A former Rusk County Health and Human Services employee was sentenced Nov. 6 to five years in prison for wire fraud and aggravated identify theft.
Sandra Stiner, 66, Ladysmith pleaded guilty to these charges on Aug. 12 and returned to be sentenced by U.S. District Judge William Conley on Nov. 6.
Stiner worked at the Rusk County Health and Human Service Department (HHS) for 42 years before retiring in January 2019. While working for HHS, Stiner misappropriated $702,351, during a nine-year time span, from June 2010 to January 2019.
Stinter created and submitted fictitious invoices allegedly from a home-based therapy company for nonexistent intensive in-home autism services to twin boys.
At her plea hearing on Aug. 12, Stiner admitted that she used, without lawful authority, a means of identification of real people and real entities in an effort to create documentation that appeared legitimate and provided cover to support her fraud scheme, including taking the name and taxpayer identification number of a real company, it’s owner and misusing them to create a nominee bank account, nominee email account, and fictitious invoices.
Stiner also admitted that part of her fraud scheme included her forging the signature of a doctor on various home-base therapy documents and IRS forms to make these documents appear legitimate to Rusk County.
Stiner admitted she took the name of a CPA firm in La Crosse and misused it to create a fictitious letter and financial statements for the home-based therapy company.
Stiner told Conley she created a nominee bank account on June 21, 2010, at Bank of America using the name of the home-based therapy company and forged the signature of the doctor on the direct deposit authorization form to make sure the payments came to Stiner and not the real owner.
Based on these fictitious invoices, Rusk County paid $702,351 to Stiner’s nominee bank account over a 9-year period.
During her plea hearing on Aug. 12, Stiner admitted she spent the misappropriated funds on various personal expenditures including $295,000 in credit card payments, $200,000 in cash advances, $20,000 in iTunes charges for a gaming app called Big Fish Casino, $50,000 in retail shopping expenses, over $41,000 on her house mortgage and over $18,000 in automobile loan payments.
The maximum penalty for the wire fraud charge is 20 years in federal prison.
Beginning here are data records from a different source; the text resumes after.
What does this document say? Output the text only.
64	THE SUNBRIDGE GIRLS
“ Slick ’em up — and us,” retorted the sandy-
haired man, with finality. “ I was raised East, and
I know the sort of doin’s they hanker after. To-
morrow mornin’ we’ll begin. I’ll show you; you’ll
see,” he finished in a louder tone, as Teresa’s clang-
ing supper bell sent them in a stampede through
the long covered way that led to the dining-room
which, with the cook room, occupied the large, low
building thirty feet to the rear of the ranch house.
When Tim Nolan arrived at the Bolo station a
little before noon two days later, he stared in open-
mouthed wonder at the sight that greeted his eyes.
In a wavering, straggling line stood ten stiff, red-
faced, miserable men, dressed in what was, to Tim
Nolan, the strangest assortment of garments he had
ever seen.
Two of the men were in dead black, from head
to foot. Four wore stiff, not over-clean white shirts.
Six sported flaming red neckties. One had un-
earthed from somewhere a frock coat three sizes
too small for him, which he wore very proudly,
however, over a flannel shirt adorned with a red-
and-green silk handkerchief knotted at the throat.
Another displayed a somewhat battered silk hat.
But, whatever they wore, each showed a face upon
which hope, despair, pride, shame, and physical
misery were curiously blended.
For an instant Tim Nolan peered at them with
The penalty for the aggravated identity theft charge is a mandatory two-year sentence, which could have been served consecutive to any prison term imposed on her wire fraud charge.
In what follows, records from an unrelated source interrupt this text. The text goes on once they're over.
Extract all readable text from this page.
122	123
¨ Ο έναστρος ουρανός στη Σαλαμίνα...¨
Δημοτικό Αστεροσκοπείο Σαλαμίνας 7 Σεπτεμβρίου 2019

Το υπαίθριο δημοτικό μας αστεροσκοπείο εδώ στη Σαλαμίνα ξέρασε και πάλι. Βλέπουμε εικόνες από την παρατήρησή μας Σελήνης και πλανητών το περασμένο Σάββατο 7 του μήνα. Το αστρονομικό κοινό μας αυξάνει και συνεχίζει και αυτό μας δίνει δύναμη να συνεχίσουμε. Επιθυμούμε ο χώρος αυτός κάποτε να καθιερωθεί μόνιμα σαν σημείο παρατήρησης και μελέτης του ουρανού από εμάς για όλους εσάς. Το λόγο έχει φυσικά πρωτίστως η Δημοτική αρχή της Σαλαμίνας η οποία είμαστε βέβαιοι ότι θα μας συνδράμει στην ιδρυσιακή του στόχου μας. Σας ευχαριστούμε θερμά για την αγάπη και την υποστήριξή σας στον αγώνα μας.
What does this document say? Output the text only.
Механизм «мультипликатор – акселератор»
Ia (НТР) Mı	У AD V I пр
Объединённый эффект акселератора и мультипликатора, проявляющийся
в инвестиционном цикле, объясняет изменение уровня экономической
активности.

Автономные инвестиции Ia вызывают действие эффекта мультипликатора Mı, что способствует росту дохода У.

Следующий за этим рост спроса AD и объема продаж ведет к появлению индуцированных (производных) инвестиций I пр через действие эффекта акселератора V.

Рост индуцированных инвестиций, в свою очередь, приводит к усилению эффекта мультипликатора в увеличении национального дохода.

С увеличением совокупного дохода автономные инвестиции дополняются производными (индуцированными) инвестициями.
Conley imposed a sentence of three years for the wire fraud charge and a consecutive two years for the aggravated identity theft charge, for a total prison sentence of five years. Conley ordered Stiner to report to prison on Jan. 6, 2021.
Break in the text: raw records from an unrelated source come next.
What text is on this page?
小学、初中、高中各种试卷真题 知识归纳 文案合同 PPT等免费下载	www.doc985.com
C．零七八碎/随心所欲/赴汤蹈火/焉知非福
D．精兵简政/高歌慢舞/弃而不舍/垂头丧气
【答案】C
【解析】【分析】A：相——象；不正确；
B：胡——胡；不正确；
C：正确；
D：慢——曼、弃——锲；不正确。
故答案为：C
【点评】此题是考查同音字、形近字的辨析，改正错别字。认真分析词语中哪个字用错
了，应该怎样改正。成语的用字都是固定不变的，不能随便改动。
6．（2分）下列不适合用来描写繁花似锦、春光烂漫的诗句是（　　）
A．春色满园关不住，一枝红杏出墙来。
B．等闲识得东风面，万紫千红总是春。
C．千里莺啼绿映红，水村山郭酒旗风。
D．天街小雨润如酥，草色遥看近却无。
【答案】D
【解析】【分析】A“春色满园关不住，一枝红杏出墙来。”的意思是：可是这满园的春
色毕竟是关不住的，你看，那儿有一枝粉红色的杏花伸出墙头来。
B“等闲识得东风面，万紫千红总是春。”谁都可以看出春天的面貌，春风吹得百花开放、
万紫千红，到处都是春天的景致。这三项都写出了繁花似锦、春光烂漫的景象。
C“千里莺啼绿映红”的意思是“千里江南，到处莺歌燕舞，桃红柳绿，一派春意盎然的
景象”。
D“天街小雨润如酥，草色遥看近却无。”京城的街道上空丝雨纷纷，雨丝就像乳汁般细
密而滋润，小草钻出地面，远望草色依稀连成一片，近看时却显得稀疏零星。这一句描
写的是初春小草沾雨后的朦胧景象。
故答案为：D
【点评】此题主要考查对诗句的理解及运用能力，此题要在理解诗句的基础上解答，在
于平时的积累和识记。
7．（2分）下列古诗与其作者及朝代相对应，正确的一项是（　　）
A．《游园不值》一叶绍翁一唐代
In imposing sentence on Nov. 6, Conley told Stiner that he has seldom seen someone whose conduct was so cynical, deliberative and longstanding. He explained to Stiner that her conduct also undermined the public trust in government institutions. Conley ended his comments by telling Stiner, “I am holding you responsible for the decisions you made.”
The charges against Stiner are the result of an investigation conducted by the Rusk County Sheriff’s Office and the Federal Bureau of Investigation (FBI). Assistant United States Attorney Daniel J. Graber is handling the prosecution.